Swan claimed that levels of certain phthalate metabolites in pregnant women correlated with a lower anogenital index (AGI) in their male children. AGI is a measurement of the distance from the anus to the base of the penis, divided by the weight at the time of measurement.
There wasn’t a consensus as to what a normal range for AGI was in baby boys or whether it is significant, but there was evidence that a shorter AGI correlated with a slower rate of testicular descent in animals. When a National Institutes of Health (NIH) expert panel later evaluated her study, it didn’t find her evidence wholly convincing. All the babies in the study had normal genitalia with no sign of defects.
But Swan wrote an op-ed in the San Francisco Chronicle claiming that “In-utero exposures to phthalates can lead to birth defects and genital malformations … in baby boys.” Such a claim disregarded her own study and would never have passed peer review. Environmental activists and journalists then seized on her public comments as proof the public was at risk. Phthalates and Shanna Swan suddenly became the poster boy and girl for deformed penises.

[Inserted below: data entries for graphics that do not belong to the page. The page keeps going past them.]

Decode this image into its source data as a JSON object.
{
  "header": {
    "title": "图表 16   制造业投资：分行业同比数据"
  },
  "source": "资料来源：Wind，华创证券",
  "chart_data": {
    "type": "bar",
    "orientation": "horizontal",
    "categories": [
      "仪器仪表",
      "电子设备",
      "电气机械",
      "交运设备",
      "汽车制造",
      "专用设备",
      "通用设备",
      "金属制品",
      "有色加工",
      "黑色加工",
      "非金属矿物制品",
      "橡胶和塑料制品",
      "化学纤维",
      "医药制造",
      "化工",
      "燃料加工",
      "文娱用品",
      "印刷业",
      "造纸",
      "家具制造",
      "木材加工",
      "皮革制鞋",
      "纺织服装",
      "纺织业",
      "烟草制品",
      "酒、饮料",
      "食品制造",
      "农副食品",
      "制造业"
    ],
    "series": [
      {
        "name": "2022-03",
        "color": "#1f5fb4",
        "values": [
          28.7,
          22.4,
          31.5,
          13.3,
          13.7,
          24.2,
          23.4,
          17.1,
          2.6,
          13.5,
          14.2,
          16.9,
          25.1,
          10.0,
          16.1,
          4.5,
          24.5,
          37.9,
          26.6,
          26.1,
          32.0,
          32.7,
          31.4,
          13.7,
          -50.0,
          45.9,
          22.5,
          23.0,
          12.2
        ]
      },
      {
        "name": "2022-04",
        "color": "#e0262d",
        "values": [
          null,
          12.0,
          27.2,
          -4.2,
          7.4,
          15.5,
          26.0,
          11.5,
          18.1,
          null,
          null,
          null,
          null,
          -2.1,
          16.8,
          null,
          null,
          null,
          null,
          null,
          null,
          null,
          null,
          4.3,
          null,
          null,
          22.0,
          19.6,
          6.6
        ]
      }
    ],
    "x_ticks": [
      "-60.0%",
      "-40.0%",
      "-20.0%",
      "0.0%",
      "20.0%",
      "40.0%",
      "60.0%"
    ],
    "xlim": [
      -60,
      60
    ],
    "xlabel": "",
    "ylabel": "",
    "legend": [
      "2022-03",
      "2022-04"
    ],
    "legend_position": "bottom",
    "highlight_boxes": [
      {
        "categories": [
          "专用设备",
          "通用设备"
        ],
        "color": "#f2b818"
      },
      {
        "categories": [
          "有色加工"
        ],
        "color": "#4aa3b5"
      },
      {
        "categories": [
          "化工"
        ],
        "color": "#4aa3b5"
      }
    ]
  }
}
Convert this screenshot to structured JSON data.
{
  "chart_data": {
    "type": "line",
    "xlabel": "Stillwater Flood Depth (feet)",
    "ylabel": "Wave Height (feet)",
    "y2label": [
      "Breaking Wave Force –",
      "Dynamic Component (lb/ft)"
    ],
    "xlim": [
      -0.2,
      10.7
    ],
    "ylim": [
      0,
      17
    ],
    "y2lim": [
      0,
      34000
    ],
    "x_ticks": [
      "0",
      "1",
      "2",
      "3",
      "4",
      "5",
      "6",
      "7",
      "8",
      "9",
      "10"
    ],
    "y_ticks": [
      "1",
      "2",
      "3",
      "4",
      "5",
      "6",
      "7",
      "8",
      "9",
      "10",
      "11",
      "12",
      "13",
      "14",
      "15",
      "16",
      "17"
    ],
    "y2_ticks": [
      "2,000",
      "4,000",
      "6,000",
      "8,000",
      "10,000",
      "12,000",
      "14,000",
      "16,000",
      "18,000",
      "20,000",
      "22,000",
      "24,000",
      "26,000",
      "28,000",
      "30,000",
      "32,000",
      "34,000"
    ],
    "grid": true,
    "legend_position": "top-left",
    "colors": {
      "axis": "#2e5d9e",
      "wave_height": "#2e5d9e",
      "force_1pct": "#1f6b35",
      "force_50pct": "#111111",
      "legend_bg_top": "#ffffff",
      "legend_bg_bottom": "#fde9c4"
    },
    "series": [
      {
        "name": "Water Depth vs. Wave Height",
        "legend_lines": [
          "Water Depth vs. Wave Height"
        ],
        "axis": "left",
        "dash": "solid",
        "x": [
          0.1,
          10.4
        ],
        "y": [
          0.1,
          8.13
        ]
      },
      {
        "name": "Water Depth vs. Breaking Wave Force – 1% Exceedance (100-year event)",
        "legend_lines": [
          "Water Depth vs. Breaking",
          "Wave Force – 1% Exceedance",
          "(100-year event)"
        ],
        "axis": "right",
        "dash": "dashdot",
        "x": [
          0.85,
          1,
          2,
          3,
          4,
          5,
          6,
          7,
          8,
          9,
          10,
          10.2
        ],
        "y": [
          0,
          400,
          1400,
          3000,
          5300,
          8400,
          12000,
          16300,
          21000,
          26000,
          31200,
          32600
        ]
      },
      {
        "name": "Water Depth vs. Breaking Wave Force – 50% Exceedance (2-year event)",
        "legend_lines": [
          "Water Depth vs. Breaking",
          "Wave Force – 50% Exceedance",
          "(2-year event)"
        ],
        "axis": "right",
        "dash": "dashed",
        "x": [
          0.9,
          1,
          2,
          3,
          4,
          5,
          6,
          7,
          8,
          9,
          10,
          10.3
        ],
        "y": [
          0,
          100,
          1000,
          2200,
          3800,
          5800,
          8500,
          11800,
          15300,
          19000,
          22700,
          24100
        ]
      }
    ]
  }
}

Dr. Swan later mined through new data she compiled. On the basis of finding two correlations that reached statistical significance, she announced to the world that some phthalates could change male behavior and feminize little boys.
Two?
Two correlations are a long way away from evidence of causation, friends. On that basis, Swan feels justified striking fear in the hearts of mothers regarding the health and/or masculinity of their boys? And Dr. Swan is supposed to be a well-respected expert in her field? It seems, as the Forbes piece said, that:
The logic of her approach to evaluating risk was so precautionary that virtually nothing could provide sufficient proof of safety while pretty much anything could provide sufficient proof of danger.
Right. And it is the potential danger of non-scientific “approaches” like Swan’s – including fabricating metrics like “anogenital distance,” over-valuing minor correlations, and placing unsubstantiated, theoretical op-eds in major newspapers – that fairness can be thwarted in our justice courts as well as in the court of public opinion.
It should be noted that such “methods” and “research” can also lead to unnecessary and costly EPA regulations that don’t make us one bit safer. Dr. Swan sure seems to be playing fast and loose with our tax dollars, which is the real source of the $5M in funding for her “research.”